Islamkonferenz in Wien Am Freitag eröffnen ÖVP-Außenministerin Ursula Plassnik und Anas Shakfeh, Präsident der muslimischen Glaubensgemeinschaft Österreichs, an der Diplomatischen Akademie eine internationale Konferenz zum Thema "Islam in Europa". Renommierte Experten wie Tariq Ramadan, Gastprofessor an der Universität Oxford, und der deutsche Soziologe Jörg Hüttermann werden das Verhältnis zwischen Muslimen und dem Westen analysieren, Frauenrechtlerinnen, darunter die Hamburger Wissenschaftlerin Necla Kelek, die Rolle der Frauen im Islam kritisch beleuchten.

WAS FEHLT

Kinderbetreuungsplätze Seit zehn Jahren diskutieren Österreichs Politiker über den Mangel an Kinderbetreuungsplätzen.
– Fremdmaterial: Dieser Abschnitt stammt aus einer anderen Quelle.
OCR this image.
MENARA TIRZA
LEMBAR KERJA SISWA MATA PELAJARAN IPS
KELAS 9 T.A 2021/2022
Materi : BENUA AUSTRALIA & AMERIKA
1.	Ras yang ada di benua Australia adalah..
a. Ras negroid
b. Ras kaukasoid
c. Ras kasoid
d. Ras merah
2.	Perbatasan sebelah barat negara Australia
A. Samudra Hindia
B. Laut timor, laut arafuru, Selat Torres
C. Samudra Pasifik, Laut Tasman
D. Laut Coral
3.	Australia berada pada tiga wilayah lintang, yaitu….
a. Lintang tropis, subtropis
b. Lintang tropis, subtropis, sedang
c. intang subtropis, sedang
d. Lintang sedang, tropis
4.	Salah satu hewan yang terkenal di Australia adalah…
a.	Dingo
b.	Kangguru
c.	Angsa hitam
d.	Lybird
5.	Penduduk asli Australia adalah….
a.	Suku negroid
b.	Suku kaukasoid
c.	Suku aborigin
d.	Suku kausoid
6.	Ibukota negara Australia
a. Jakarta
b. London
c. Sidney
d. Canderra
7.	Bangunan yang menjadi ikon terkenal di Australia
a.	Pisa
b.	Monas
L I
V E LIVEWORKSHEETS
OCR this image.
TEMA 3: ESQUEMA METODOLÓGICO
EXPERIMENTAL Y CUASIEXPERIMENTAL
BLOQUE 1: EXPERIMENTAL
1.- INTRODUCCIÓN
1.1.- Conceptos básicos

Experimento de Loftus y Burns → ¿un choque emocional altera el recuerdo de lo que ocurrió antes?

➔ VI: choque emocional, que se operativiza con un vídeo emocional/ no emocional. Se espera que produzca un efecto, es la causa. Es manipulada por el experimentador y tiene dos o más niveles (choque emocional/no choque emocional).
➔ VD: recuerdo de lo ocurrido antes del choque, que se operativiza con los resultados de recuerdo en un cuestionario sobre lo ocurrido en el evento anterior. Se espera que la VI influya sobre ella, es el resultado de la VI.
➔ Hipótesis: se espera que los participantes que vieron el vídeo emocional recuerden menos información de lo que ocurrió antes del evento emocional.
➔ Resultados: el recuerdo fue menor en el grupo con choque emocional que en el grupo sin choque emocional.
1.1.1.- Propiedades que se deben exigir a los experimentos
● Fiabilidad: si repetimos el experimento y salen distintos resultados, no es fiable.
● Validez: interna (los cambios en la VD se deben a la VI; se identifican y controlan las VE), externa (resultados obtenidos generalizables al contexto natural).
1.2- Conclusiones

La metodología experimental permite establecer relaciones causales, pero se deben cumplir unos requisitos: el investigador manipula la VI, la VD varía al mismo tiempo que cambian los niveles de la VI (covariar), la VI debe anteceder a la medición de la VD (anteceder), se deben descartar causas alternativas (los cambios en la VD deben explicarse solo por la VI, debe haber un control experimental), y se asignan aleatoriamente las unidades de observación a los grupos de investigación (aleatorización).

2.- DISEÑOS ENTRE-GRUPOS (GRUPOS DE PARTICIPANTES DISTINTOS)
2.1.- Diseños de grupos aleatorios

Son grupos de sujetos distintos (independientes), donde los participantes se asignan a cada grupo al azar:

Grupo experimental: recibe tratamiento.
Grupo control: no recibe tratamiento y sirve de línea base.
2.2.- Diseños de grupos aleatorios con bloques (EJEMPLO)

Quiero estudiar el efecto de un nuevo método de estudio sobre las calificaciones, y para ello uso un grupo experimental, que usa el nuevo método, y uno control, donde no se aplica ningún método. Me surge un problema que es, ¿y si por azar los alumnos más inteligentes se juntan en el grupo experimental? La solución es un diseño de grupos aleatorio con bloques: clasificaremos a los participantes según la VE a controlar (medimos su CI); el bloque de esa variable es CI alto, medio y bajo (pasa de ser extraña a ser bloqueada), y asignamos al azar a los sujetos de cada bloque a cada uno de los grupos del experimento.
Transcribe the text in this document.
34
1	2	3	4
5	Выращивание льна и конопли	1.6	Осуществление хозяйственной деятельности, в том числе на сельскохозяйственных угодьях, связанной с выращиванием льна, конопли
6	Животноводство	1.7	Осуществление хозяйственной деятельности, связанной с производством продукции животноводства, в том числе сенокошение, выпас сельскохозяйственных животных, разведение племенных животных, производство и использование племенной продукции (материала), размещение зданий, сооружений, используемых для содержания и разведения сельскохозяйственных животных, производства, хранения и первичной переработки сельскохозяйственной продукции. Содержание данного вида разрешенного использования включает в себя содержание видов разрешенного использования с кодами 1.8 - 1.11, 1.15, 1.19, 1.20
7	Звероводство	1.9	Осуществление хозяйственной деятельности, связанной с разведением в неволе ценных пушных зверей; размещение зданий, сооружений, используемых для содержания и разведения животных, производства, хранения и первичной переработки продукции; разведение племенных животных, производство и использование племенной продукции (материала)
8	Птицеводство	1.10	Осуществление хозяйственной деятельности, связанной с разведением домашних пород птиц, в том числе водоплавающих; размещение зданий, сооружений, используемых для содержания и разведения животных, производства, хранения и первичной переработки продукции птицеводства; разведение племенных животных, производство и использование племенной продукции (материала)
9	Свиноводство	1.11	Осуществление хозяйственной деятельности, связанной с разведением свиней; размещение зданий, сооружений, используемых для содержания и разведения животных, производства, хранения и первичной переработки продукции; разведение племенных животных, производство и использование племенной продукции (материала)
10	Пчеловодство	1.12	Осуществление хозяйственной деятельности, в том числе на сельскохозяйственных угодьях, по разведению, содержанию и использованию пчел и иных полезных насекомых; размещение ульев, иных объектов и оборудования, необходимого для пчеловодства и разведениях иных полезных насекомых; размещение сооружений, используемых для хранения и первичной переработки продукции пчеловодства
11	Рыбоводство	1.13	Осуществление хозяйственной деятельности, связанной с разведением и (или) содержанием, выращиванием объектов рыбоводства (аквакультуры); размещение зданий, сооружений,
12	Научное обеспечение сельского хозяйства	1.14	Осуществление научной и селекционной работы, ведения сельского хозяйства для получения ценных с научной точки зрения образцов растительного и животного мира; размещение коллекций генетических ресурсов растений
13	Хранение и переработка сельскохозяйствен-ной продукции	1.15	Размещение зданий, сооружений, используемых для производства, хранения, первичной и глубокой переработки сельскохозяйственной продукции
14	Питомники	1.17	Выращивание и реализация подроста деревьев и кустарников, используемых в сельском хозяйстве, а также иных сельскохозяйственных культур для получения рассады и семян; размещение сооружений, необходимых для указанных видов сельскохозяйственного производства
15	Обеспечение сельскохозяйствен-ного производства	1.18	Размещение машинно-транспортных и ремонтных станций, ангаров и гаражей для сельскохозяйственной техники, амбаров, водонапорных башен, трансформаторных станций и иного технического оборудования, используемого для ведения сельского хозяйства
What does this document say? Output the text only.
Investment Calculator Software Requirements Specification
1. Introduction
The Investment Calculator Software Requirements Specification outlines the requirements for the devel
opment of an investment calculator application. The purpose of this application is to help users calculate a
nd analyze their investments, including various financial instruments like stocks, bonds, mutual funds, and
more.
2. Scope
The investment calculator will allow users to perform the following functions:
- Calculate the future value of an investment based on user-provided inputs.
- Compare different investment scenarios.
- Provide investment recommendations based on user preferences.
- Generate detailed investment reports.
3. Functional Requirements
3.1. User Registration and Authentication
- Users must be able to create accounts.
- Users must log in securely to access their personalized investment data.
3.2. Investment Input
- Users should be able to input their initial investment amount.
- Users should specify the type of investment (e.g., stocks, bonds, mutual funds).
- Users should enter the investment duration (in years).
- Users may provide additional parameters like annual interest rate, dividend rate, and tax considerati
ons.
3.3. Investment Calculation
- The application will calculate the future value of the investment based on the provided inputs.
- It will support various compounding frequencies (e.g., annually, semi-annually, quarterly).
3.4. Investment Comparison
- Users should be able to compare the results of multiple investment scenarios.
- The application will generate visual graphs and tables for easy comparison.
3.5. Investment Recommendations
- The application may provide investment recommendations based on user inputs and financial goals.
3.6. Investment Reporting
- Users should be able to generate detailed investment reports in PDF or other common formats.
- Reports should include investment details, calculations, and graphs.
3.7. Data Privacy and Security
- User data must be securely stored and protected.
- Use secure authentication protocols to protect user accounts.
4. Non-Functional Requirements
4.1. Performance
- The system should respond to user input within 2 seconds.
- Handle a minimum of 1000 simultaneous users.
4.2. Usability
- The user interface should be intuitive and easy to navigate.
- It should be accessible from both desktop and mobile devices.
Nun wälzen Frauenministerin Doris Bures (SPÖ) und Familienministerin Andrea Kdolsky (ÖVP) neue Pläne zum Ausbau der Kinderbetreuung. Die SPÖ will 50.000 Plätze schaffen, die ÖVP will zuerst noch untersuchen lassen, wo die meisten Plätze fehlen, es sollen regionale Lösungen erarbeitet werden. Das Problem daran bleibt die Finanzierung: Eigentlich sind die Länder für diesen Bereich zuständig. Doch im Budget ist der Ausbau der Betreuungseinrichtungen nicht vorgesehen, und die dafür nötigen Finanzausgleichsverhandlungen finden erst in zwei Jahren statt.